When Kennedy Road inhabitants saw that the land they had been promised was in fact being developed, they became angry. On 19 March 2005, around 800 people from the settlement blocked Umgeni Road and held it against the police for four hours, resulting in 14 arrests. Over a thousand people marched to the police station in Sydenham to demand the release of the "Kennedy Road 14". After 10 days, the arrestees were all released and permission was sought for a legal protest march, which occurred two weeks later on 13 May 2005. Over 3,000 people from Kennedy Road and other informal settlements marched to demand better amenities; this second march led to visits from city officials but no actual improvements. By September the latrines had been emptied but no new land was provided. Out of these protests, a city-wide movement of shack dwellers was formed known as Abahlali baseMjondolo (AbM).
As of 2009, the settlement was home to approximately 7,000 people and S'bu Zikode, elected leader of AbM, lived in the settlement. The Dlamini King Brothers, an isicathamiya choir, also lived there until the 2009 attacks displaced them.

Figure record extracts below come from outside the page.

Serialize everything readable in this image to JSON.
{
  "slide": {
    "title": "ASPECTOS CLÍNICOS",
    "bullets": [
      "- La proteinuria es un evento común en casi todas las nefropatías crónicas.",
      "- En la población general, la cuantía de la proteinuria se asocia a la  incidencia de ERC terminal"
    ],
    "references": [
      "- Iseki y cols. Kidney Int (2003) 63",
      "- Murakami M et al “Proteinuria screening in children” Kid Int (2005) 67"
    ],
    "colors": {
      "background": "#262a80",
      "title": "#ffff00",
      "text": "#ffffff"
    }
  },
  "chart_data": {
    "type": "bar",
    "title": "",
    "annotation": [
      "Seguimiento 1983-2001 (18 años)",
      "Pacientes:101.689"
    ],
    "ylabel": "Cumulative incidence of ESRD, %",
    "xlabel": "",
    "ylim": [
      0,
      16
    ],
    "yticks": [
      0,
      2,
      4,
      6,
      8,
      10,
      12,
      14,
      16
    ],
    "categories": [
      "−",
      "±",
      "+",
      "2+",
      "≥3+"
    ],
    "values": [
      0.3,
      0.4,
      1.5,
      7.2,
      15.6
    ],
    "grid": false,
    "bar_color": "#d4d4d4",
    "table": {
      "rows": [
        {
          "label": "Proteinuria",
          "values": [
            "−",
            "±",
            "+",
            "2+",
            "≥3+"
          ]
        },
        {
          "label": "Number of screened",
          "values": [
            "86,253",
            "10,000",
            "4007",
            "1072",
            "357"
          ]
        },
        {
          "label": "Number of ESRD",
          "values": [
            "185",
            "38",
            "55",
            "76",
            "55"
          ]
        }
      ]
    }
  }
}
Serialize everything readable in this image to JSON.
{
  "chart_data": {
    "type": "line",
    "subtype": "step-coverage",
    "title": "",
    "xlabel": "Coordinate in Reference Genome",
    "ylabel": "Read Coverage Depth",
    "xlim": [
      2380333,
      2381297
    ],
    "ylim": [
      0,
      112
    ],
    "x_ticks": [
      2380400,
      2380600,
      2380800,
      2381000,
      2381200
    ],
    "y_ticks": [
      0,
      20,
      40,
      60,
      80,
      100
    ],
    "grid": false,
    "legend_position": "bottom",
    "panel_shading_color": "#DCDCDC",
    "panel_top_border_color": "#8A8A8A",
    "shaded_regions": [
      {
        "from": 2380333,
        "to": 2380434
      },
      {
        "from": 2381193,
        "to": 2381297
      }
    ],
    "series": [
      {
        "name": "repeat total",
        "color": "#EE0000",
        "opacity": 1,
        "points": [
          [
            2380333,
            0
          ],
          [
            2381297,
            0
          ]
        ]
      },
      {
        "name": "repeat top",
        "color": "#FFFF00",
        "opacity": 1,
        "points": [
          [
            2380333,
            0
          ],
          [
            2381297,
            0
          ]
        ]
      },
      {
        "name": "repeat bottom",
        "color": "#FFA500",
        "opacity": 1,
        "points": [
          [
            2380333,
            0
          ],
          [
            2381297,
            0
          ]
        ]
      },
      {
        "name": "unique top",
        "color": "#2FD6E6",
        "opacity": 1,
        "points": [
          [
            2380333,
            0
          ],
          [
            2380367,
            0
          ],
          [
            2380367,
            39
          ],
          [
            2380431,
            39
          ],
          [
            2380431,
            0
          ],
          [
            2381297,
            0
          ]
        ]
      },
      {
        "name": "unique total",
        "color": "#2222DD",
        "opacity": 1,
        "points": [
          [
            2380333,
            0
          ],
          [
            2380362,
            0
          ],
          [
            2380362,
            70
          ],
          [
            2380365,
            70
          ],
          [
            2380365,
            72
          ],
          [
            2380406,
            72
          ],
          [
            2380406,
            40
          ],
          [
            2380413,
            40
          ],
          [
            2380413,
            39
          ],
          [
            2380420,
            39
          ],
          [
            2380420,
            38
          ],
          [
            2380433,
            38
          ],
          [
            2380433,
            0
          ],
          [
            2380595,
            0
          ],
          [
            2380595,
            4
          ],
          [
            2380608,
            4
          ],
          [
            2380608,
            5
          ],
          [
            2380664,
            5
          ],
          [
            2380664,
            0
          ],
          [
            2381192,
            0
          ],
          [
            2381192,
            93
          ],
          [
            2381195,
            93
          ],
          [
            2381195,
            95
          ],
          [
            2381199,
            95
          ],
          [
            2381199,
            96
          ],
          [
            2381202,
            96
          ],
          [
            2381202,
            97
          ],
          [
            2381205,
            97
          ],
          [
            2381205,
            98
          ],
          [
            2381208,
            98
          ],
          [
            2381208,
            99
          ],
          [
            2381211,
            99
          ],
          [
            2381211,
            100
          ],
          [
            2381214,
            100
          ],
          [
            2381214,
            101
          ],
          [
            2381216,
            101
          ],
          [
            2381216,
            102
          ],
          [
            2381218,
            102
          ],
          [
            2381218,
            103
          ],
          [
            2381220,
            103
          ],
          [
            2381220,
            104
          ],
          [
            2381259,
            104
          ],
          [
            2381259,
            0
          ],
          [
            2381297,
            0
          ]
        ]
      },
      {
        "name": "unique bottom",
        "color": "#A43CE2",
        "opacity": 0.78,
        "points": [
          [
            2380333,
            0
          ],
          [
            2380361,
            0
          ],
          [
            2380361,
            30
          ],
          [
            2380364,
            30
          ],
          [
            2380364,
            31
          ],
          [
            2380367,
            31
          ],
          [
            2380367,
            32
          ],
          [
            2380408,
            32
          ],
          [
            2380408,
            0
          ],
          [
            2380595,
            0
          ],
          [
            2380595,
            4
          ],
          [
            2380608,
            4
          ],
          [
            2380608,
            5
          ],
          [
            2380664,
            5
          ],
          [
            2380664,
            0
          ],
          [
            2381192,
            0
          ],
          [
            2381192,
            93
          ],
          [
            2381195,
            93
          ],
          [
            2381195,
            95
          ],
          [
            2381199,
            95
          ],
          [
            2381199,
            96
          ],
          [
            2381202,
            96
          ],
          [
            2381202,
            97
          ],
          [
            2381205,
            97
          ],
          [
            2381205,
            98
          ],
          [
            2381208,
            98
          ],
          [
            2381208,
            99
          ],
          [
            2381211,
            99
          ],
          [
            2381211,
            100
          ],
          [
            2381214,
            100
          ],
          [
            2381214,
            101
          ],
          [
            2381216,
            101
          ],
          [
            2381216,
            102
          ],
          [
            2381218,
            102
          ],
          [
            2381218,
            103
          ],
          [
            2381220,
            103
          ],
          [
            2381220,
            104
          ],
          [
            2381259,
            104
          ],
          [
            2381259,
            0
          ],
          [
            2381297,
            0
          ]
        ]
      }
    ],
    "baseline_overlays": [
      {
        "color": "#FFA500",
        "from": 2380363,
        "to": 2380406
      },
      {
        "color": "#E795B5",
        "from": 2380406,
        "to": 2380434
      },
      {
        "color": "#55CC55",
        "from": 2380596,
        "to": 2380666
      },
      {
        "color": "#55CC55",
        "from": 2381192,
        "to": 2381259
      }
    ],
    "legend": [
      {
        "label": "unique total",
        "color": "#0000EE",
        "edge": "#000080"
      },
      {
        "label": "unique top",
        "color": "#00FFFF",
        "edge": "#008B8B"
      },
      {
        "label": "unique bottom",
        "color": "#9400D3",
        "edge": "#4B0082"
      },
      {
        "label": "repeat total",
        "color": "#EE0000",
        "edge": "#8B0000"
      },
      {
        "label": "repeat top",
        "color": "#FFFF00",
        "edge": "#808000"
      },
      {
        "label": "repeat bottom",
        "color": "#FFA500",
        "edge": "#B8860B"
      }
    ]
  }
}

== September 2009 attack ==

On 26 September 2009, it was reported that a group of about 40 people wielding guns and knives attacked an Abahlali baseMjondolo youth meeting. The attackers demolished residents' homes and two people were killed in the resulting violence. The attacks continued through Tuesday 28 September 2009. It was reported by independent local and international academics as well as members of the AbM that the attackers were affiliated with the local branch of the ANC and that the attack was sanctioned by the local police.

The attacks garnered national and international condemnation. The Centre on Housing Rights and Evictions (COHRE) in Geneva issued a statement that expressed "grave concern about reports of organized intimidation and threats to members of advocacy group, Abahlali baseMjondolo". The police then arrested 12 members of AbM and put them on trial for offences ranging from murder to public violence, whilst Zikode and other AbM leaders went into hiding. The trial later collapsed. The Socio-Economic Rights Institute of South Africa said that the "charges were based on evidence which now appears almost certainly to have been manufactured". Sociologist Marie Huchzermeyer has argued that the attack on Abahlali baseMjondolo at the Kennedy Road settlement was linked to the movement's successful challenge to the so-called 'Slums Act' in the Constitutional Court.

== Recent events ==
In 2020, as part of its response to the COVID-19 pandemic in South Africa, eThekwini Municipality planned to relocate inhabitants of Kennedy Road to alleviate overcrowding. In 2021, the municipality claimed it had been unable to aid recent victims of shack fires because workers had been attacked. It assessed that 483 shacks had been destroyed, displacing 781 people, including 135 children. Survivors of the fire told how difficult it was for them having lost possessions such as identification papers and birth certificates.